A Tribute to Stella Tennant, a Unique Spirit, and My Friend

Despite Stella’s misgivings, the fashion world was besotted. For Donatella Versace, Stella was “strong, smart, opinionated, and determined.” She was booked for Jean-Paul Gaultier’s memorable Spring 1994 show, which represented “a startling vision of cross-cultural harmony,” as Vogue noted. A season later she walked in 75 shows. Ever pragmatic, Stella would jokingly confide that her motivation to walk the runways was that every step she took represented another acre of the fantasy Scottish or Chilean estate she wanted to buy. The nose ring eventually went too—Stella had worn it for a meeting with representatives of one of the world’s leading beauty brands and they had assumed the agency had sent the wrong girl.

But her ability to embody so many different fashion idioms—from Helmut Lang’s edgy minimalism to John Galliano’s madcap fantasy, from Versace’s high octane glamor, to Karl Lagerfeld’s haute couture hauteur—with equal insouciance, and make each her own, instantly placed her in the very small class of true fashion chameleons, up there in the Olympian pantheon with Linda, Naomi, Kate, Verushka, and Twiggy. And by the time she entered the fashion fray, Stella was no teenage neophyte, she was a remarkably grounded and intelligent young woman, with her own agency and an objective perspective on the industry. “She wasn’t trying to be a model,” said Philip Treacy, “to be fabulous, to be cool, to have a rock-n-roll boyfriend: She was disdainful of that circuit. She didn’t care—of course, that was part of the appeal.”

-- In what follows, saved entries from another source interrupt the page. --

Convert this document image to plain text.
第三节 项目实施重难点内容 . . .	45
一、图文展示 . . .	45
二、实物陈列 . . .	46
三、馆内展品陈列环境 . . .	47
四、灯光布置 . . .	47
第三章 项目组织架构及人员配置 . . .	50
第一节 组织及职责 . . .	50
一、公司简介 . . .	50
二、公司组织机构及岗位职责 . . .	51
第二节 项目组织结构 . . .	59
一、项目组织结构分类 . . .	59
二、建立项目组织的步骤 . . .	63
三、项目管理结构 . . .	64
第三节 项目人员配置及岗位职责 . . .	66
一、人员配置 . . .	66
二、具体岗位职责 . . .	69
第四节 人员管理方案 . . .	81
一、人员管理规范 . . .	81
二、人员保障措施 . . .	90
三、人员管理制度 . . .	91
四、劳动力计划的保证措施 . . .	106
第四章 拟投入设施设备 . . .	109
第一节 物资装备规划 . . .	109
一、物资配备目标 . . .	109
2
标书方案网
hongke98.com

The truth is, Stella didn’t have to try: She not only possessed but she defined the indefinable “it.” “She looked like a fashion sketch from the 20s,” says Sykes, “with that small pixie-ish head, amazing bone structure, and the ectomorphic body type.” Karl Lagerfeld was one of her legion admirers, responding to her beauty, intelligence, and lineage, and in 1996 booked her on an exclusive Chanel contract, ushering in a new willowy paradigm for the house, evocative of Ines de la Fressange in the 1980s, in the wake of the voluptuous blonde Claudia Schiffer. Meanwhile, Stella’s dream of a Scottish estate of her own grew ever more tangible.

Through it all, Stella remained, as I noted in 2001 “one of the most grounded people in the industry,” and her personal style was electrifying. For an October 1995’s “High-toned Tweeds” story photographed by Arthur Elgort and styled by her devotee Grace Coddington, the caption noted that “Stella Tennant favors pierced noses and navels over long white gloves and gowns … When Vogue asked Stella to model country tweeds her irreverent sense of style came with her.” As a last minute inspiration, Elgort and Coddington had her dive into a swimming pool in her ICB tweed suit and Wellington boots. It was a one-shot moment, and Elgort captured that shot for an unforgettable image that defined Stella’s own quirky charm. In 2001, Calvin Klein presented Stella with the VN1/Vogue Model of the Year Award, which she accepted dressed in Nicolas Ghesquiere’s patchwork tee-shirt, hip-slung khaki army pants, and flat Jesus sandals, looking like the most achingly cool girl on the planet. Which she was.